L'étude identifie des blocages dans des domaines tels que le capital humain et la qualité de la gestion, l'investissement et l'innovation, la taille des entreprises, la spécialisation productive, l'épargne et le financement, ainsi que dans le fonctionnement de l'État et des institutions. Parmi les facteurs spécifiques mentionnés figurent le centralisme, la bureaucratie, la fiscalité, la lenteur de la justice, les difficultés en matière de logement et les barrières réglementaires, qui conditionnent la mobilité des ressources, l'investissement et la capacité de croissance.
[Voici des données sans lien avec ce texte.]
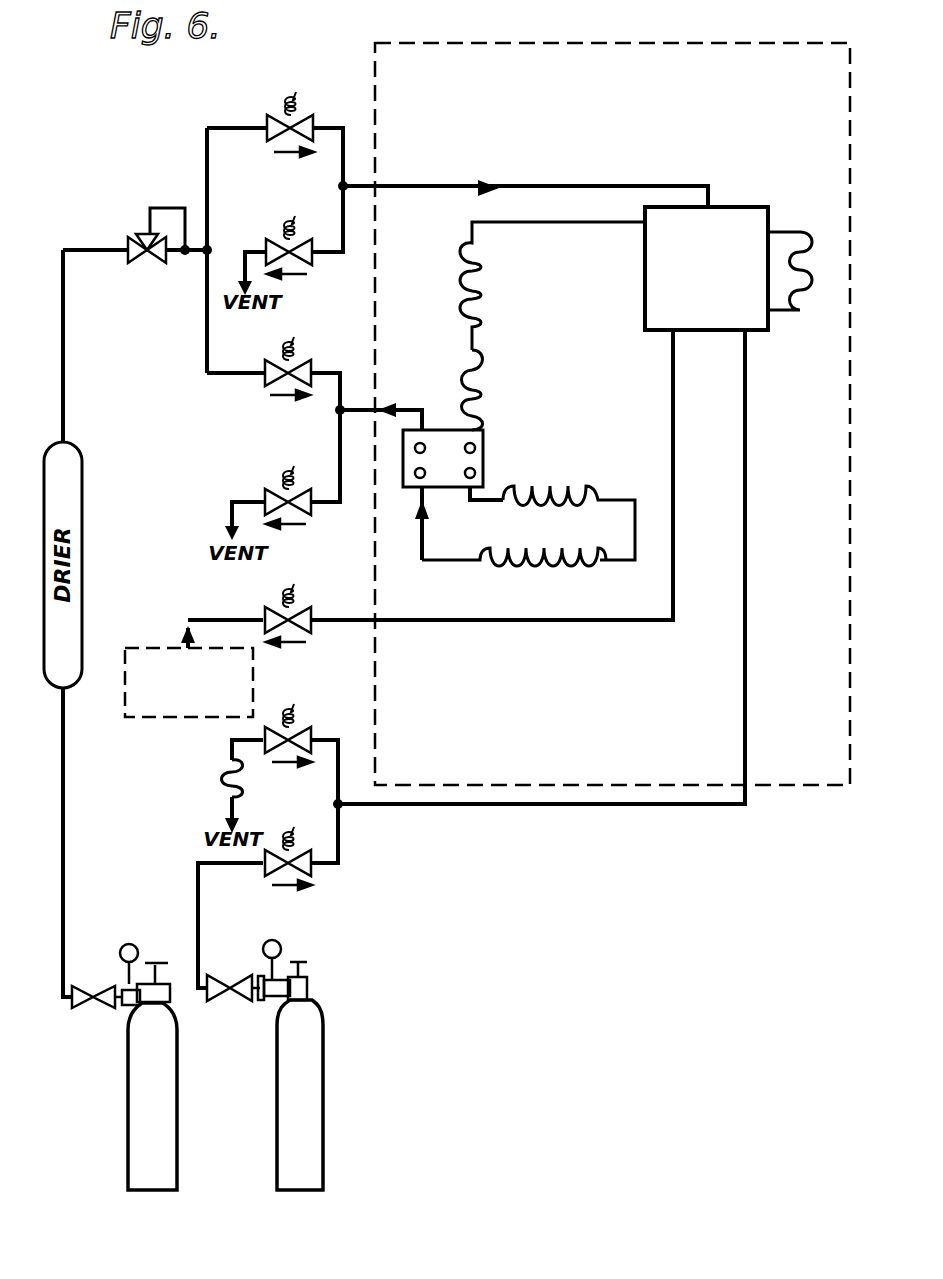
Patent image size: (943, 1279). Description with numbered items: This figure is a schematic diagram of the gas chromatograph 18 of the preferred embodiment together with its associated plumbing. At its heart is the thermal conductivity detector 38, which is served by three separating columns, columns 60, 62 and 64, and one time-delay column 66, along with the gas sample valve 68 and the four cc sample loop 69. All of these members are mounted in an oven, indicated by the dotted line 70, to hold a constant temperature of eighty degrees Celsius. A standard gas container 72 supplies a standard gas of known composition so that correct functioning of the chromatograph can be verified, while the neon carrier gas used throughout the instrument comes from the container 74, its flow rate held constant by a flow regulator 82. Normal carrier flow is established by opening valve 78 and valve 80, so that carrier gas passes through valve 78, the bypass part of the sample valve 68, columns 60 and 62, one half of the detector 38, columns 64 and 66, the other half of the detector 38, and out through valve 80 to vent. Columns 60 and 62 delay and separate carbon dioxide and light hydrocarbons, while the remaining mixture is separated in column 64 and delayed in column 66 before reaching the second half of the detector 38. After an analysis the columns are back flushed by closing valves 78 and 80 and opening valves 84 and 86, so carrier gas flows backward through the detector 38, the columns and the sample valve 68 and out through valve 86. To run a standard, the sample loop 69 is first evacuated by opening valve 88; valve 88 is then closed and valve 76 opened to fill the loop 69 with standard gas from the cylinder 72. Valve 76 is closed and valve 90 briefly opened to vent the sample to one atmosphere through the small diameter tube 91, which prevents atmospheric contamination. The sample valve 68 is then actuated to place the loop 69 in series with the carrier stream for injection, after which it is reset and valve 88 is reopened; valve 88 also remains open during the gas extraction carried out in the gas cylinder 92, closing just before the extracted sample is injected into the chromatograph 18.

The gas chromatograph 18 is at (586, 180).
The thermal conductivity detector 38 is at (440, 445).
The separating column 60 is at (480, 278).
The separating column 62 is at (480, 388).
The separating column 64 is at (546, 486).
The time-delay column 66 is at (536, 570).
The gas sample valve 68 is at (746, 207).
The sample loop 69 is at (806, 290).
The oven 70 is at (787, 786).
The standard gas container 72 is at (324, 1113).
The neon carrier gas container 74 is at (178, 1113).
The valve 76 is at (265, 875).
The valve 78 is at (307, 117).
The valve 80 is at (308, 512).
The flow regulator 82 is at (136, 240).
The valve 84 is at (268, 384).
The valve 86 is at (276, 240).
The valve 88 is at (310, 628).
The valve 90 is at (265, 755).
The small diameter tube 91 is at (218, 778).
The gas cylinder 92 is at (170, 702).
L'étude se déroule en deux étapes : une première de diagnostic des principaux blocages et une deuxième d'identification de réformes structurelles. La présentation publique est prévue pour la fin de l'année et l'étude sera remise au Président de la République et au Gouvernement dirigé par Luís Montenegro. L'association a également souligné qu'elle mène un processus d'écoute d'experts de différents secteurs de la société portugaise pour enrichir le diagnostic et préparer une proposition finale utile au débat public.